Randall has produced three books and more than 190 papers and publications. His work is read widely and reprinted frequently in books of readings, and he is among the most-cited agricultural economist. He is in demand worldwide as a speaker and a lecture.

Alan Randall has had a major, positive effect on the graduate programs at the University of Kentucky and The Ohio State University in curriculum development and as a teacher and dissertation adviser. His Ph.D. graduates include an AAEA outstanding dissertation award winner and two honorable mention winners, and more than a dozen faculty members at major universities in the U.S. and other countries. Many of the young professionals who trace their academic lineage to Alan Randall have continued to work in areas that he helped define and develop. He inspires strong loyalty in his former graduate students, and repays that loyalty with enduring concern for their professional progress and personal well-being.

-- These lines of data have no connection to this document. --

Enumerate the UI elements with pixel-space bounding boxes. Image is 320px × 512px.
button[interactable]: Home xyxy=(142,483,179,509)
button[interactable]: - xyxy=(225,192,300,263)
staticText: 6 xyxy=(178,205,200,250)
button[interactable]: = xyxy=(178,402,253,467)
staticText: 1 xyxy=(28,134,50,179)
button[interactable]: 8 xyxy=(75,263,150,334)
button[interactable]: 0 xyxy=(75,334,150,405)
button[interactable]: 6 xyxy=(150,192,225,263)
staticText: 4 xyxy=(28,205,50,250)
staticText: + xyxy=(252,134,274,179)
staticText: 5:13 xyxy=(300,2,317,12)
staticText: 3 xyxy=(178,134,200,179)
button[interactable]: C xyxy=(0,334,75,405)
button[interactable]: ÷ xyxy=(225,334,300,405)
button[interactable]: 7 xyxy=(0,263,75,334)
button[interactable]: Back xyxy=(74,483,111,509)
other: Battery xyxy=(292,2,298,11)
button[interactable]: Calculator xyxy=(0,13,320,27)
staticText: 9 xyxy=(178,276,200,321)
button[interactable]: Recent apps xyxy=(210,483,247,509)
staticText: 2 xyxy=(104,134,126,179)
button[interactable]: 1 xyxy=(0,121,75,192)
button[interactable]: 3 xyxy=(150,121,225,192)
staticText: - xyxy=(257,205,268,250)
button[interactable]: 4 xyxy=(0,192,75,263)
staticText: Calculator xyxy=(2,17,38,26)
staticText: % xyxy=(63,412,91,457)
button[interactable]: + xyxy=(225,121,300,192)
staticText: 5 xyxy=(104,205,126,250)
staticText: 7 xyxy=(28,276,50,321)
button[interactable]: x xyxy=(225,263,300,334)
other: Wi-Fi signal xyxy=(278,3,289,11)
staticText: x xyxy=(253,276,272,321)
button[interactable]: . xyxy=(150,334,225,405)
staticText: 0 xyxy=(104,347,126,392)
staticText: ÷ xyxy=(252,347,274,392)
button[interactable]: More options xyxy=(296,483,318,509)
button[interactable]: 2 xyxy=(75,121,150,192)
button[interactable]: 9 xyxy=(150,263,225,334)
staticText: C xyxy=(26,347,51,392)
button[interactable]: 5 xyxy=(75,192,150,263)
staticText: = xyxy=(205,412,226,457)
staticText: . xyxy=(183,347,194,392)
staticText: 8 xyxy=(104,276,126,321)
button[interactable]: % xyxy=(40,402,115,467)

While Randall seldom shines from controversy, he is insightful and effective in university service roles. He has served as a university senator, chair of major university councils, and as a diligent colleague on many less glamorous committees. His service role extends beyond campus to the discipline and the nation. He has been an associate editor of AJAE, and has served on important AAEA and AERE committees. He has served on three National Research Council committees and a Council on Agriculture Science and Technology panel, and has been a consultant to the government, research organizations, and public interest groups.

Alan Randall is a broad-ranging but rigorous thinker and scholar, an innovative and productive researcher, an effective mentor, a major and continuing contributor to his discipline, and an unselfish servant to his university.


Fellow information reprinted from the December 1993 AJAE.